Rough patch: Hiroshima Carp pitcher Kenta Maeda was regarded by many as the best in Japan when the season began. Despite being slightly outpitched by Orix Buffaloes ace Chihiro Kaneko, Maeda has more or less put up the numbers expected of him, with only a few knocks along the way.
The Carp ace is currently mired in a dismal stretch of play. He’s 1-4 with a 6.11 ERA in his last five starts. Maeda failed to make it even out of the fourth inning twice over that span, the only two such instances among his 22 starts this year.

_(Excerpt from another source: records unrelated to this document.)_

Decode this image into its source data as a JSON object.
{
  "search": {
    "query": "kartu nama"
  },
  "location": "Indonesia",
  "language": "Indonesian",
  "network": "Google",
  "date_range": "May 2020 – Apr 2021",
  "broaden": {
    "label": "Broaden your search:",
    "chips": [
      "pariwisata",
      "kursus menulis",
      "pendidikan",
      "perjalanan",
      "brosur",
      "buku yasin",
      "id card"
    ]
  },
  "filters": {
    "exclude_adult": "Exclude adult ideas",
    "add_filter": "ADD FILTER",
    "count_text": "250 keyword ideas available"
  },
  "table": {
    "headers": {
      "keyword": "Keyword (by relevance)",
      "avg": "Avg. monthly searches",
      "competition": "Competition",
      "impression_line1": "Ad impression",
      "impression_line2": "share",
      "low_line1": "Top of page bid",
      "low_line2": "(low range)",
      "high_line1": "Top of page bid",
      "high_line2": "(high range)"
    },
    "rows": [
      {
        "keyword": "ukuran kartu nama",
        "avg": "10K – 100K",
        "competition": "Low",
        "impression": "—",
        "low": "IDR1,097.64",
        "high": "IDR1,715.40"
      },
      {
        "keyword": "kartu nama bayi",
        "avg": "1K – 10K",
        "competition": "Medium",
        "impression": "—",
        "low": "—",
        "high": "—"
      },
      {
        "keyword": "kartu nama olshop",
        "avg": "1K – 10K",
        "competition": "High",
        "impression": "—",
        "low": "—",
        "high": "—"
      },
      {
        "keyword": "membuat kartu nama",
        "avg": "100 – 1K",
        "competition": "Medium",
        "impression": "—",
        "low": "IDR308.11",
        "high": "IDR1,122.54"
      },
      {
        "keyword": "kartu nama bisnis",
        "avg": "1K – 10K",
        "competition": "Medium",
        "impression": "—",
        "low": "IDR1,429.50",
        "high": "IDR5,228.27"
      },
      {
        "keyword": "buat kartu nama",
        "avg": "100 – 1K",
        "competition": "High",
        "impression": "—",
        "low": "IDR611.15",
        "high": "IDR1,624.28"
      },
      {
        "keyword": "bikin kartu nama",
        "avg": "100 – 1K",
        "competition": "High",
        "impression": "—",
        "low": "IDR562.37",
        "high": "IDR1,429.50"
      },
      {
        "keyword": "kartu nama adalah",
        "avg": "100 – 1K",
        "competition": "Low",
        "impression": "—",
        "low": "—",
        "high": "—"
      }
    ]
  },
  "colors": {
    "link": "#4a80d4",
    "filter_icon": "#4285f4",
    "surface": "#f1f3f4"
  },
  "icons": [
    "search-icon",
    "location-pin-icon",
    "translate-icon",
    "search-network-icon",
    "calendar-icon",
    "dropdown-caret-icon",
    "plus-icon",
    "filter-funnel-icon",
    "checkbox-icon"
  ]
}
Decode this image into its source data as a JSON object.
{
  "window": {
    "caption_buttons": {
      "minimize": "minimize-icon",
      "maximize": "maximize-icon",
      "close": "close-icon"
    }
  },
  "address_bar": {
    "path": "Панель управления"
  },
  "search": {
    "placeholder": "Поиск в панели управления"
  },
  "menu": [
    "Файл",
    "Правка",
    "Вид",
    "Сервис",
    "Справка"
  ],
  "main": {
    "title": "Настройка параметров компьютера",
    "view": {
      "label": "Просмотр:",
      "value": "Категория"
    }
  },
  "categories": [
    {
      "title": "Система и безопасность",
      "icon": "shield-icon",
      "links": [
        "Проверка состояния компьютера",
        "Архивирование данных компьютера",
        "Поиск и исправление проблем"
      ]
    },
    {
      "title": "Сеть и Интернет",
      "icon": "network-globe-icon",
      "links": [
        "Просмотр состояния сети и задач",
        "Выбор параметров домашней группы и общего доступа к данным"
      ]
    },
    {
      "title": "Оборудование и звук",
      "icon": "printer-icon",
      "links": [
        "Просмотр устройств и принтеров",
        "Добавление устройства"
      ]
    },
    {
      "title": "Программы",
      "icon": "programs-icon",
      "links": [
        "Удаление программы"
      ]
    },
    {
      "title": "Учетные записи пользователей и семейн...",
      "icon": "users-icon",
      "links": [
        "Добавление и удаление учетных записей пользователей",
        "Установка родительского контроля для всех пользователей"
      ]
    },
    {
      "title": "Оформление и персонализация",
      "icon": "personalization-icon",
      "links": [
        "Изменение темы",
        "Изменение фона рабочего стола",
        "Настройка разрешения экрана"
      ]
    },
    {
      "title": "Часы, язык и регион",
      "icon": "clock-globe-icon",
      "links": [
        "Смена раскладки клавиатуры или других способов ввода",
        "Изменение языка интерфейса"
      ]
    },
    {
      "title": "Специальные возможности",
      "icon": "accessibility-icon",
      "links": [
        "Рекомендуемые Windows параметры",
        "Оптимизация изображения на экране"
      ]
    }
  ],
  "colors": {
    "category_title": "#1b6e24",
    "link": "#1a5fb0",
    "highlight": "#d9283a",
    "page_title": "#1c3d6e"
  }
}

It’s a bad time for Maeda to be coming up short for Hiroshima. The Carp will need him for the stretch run in the CL, which is crowded at the top. Hiroshima entered Saturday three games behind the first-place Yomiuri Giants and just a half-game ahead of the second-place Hanshin Tigers.
So they’re very much in the hunt for the pennant, and will count on Maeda, a former Sawamura Award winner, getting things turned around quickly.
Got the message: Hanshin Tigers pitcher Randy Messenger struck out Tony Blanco to begin the visitors’ half of the eighth inning during the Tigers’ 3-2 win over the Yokohama BayStars on Tuesday to record his 200th strikeout of the season.
That put him in exclusive company as just the second foreign pitcher to strike out 200 in a season. The last to do it was Gene Bacque, a former Tigers great who fanned 200 in 1964 en route to becoming the only foreign recipient of the Sawamura Award.
The Hanshin pair didn’t remained tied for very long. Messenger struck out the very next batter he faced to put his total at 201 . . . and counting.